The most epically awful Super Bowl commercial — maybe the most horrid TV spot ever — was the 1999 Just For Feet ad that featured white men in a military vehicle tracking the footprints of a barefoot Kenyan runner. They find him, drug him and slap athletic shoes on his soles. When the runner awakes, he can’t shake off the shoes and dashes away. The New York Times called the ad “appallingly insensitive.” Just For Feet sued the commercial’s creator for $10 million then filed for bankruptcy and eventually sold off its stores. Now, that’s a Super Bowl blowout.
Salesgenie, an online, subscription service that provides sales leads, points to some pretty numbers that, it says, were spawned by its average-Joe ad. According to Gupta, more than 30,000 people visited the company’s website the evening of last year’s Super Bowl. That generated as many product trials as the company usually earns in a month. In addition, Salesgenie.com’s website market share spiked by more than 500 percent after its 2007 commercial debuted.
Last year, Salesgenie spent $3.7 million to air its Super Bowl commercial. This week, it will invest about $5 million, Gupta said. The company’s annual advertising budget is $17 million and Gupta figures he saves $10 million a year by doing the work in house.
“What the (media) critics are looking for is something that’s really funny or really artistic. Our ad is just not that,” Gupta said. “But we’re not running any kind of popularity contest. We’re going for just plain response.”
So, in the spirit of entertainment and the quest to come off as smart and hip, are some Super Bowl sponsors overthinking the fundamental task of a TV spot — to sell?
No, responded Eric Hirshberg, president and chief creative officer of the advertising firm Deutsch LA. Because the really good commercials, the classics, the Budweiser frogs and the EDS cat herders are doing something more profound than merely pitching a product.
Those sponsors are crawling into the national consciousness and finding a cozy nook inside the heads of some of the 100 million TV viewers, Hirshberg said. They are instantly memorable.
“I’ve got no problem with standing out. But standing out is the least you should do,” Hirshberg said of the Salesgenie spots. “Yes, there is a need to differentiate (from other sponsors) on the Super Bowl. But you also have to be well liked, well remembered and engaging. Standing out? That’s just the cost of entry.”
That cost has risen again. The price to air a 30-second spot during the Fox broadcast this Sunday is $2.7 million. But for your money, you buy not just a massive audience but one that’s paying close attention to the commercials — because of the high expectation for laughs and chills.

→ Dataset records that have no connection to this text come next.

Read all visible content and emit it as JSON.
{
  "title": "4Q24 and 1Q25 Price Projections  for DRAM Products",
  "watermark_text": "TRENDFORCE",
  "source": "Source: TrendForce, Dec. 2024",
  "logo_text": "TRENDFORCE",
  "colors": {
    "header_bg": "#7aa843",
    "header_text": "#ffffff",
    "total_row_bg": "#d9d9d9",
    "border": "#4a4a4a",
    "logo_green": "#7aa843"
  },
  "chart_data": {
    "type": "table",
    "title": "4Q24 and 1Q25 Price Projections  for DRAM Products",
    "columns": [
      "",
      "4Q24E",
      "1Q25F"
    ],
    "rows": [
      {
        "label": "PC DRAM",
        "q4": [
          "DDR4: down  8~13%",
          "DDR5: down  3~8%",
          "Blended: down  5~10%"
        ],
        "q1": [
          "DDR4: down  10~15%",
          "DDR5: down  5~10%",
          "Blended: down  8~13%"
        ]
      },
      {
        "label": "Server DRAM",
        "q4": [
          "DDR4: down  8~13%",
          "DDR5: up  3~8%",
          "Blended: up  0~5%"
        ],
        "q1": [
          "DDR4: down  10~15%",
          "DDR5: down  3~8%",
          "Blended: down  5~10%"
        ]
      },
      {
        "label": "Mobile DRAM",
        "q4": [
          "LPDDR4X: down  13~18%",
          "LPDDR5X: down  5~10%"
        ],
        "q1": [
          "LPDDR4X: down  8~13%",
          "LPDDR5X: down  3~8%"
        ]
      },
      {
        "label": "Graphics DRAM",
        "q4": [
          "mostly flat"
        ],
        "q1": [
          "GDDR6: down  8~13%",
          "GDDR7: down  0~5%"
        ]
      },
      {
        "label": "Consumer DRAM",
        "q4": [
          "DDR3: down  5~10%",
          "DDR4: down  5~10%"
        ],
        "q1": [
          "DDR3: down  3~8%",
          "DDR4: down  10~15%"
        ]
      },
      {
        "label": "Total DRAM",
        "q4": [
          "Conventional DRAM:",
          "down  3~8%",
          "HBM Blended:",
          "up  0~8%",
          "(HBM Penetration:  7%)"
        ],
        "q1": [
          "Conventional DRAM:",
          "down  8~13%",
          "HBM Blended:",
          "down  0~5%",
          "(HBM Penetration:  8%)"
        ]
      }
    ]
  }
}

“You know, there is an art to creating an ad that’s so bad it’s good,” Hirshberg said. “Like the Mentos commercials. They’re so bad and so off, you can’t take your eyes off them, like a train wreck. That is a strategy. But there is a difference between being so bad that it’s good, and just being bad.
“When I watch (the 2007 Salesgenie spot), it reminds me of when Pee-Wee Herman crashed his bike (in the film ‘Pee-Wee’s Big Adventure’), and he got up, dusted himself off and said, ‘I meant to do that.’ What they are doing is actually is an artful piece of spin.”
But he won’t convince Gupta. At this point in the football season, he believes that vanilla is the flavor of the month.